Dismantling Bethlehem by Sam Barbee

Photo of downed tree next to house
Photograph by Frederick Wilbur

After-Xmas industry. In neighborhoods,
crisp cedars and spruce pines hyphenate curbs.
A pasture fronts the orphanage, tempers
grid of brick dorms where crews toil
with life-size figurines of an ornamental nativity.
An ensemble donated by Sears & Roebuck
in the 70’s like gold tensile or corporate myrrh –
fully amortized / no retail benefit at the mall.

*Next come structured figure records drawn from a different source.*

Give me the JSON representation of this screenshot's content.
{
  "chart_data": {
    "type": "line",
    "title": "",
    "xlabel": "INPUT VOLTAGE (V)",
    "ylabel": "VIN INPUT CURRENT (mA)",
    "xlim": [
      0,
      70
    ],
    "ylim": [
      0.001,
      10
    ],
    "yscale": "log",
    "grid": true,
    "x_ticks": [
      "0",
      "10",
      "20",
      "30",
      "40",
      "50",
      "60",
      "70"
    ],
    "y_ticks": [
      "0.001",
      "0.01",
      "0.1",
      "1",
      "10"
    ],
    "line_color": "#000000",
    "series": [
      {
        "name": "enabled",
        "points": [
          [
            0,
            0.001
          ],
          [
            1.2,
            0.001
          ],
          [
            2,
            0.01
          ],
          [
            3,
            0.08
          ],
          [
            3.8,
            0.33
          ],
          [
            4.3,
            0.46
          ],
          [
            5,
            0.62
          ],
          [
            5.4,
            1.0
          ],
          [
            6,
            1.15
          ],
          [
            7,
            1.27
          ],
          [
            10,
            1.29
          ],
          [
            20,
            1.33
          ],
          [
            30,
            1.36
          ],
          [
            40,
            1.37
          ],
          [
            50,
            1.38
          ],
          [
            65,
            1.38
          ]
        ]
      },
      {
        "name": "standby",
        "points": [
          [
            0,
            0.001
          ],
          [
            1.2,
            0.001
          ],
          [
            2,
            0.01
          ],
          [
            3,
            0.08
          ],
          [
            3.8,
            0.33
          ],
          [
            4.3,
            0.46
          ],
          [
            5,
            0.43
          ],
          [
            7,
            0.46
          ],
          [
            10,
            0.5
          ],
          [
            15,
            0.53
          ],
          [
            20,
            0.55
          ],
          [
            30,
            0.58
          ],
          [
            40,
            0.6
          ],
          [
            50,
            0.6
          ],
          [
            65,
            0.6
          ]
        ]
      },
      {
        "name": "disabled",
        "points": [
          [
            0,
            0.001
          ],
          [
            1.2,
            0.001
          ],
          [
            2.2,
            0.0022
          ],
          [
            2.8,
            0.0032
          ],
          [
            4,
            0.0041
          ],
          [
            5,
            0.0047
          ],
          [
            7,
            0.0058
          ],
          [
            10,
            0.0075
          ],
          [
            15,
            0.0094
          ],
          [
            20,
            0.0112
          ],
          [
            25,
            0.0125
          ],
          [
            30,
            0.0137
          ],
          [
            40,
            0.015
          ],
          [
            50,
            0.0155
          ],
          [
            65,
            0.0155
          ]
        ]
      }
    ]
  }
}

Bedded horizontal on a trailer, the plaster
statues murmur in route to out-of-season storage:
a devalued host of sojourners relegated
to an outbuilding. Not a stable, not a fable,
but dry font until next November’s advent –
reverent season promising a savior born unto us,
into a fresh-hayed manger, a portal
for recurrent salvation.

Maintenance crews wedge spooled garland
into corners. Oversized wreaths, and a bulky star
crowd stalls. Large pigeons with Christmas cards
as wings flap back to timber roosts. Disturb bats,
and evict lazy crows from rafters. Witnesses
in communal epiphany – yuletide limbo of red
and green freight. At sundown, a crew member
fires up a joint, and flaunts a bottle of wine

from a barn nook. He toasts the prodigal occupants
hurriedly tucked into their ten-month barracks . . .
one year ends and another begins . . .
Dusted with nightfall’s tired twinkle, no statue mourns.
Suspended lights sway and trace monochrome faces
with shadows. All lights are switched off,
and darker castes encroach. Gray mouths chant
like bemused infidels. Sagging barn doors swing shut.


Sam Barbee
Sam Barbee has a new poetry collection, Apertures of Voluptuous Force (2022, Redhawk Publishing). He has three previous collections, including That Rain We Needed (2016, Press 53), a nominee for the Roanoke-Chowan Award as one of North Carolina’s best poetry collections of 2016. Also, Uncommon Book of Prayer (2021, Main Street Rag) which chronicles family travels in England.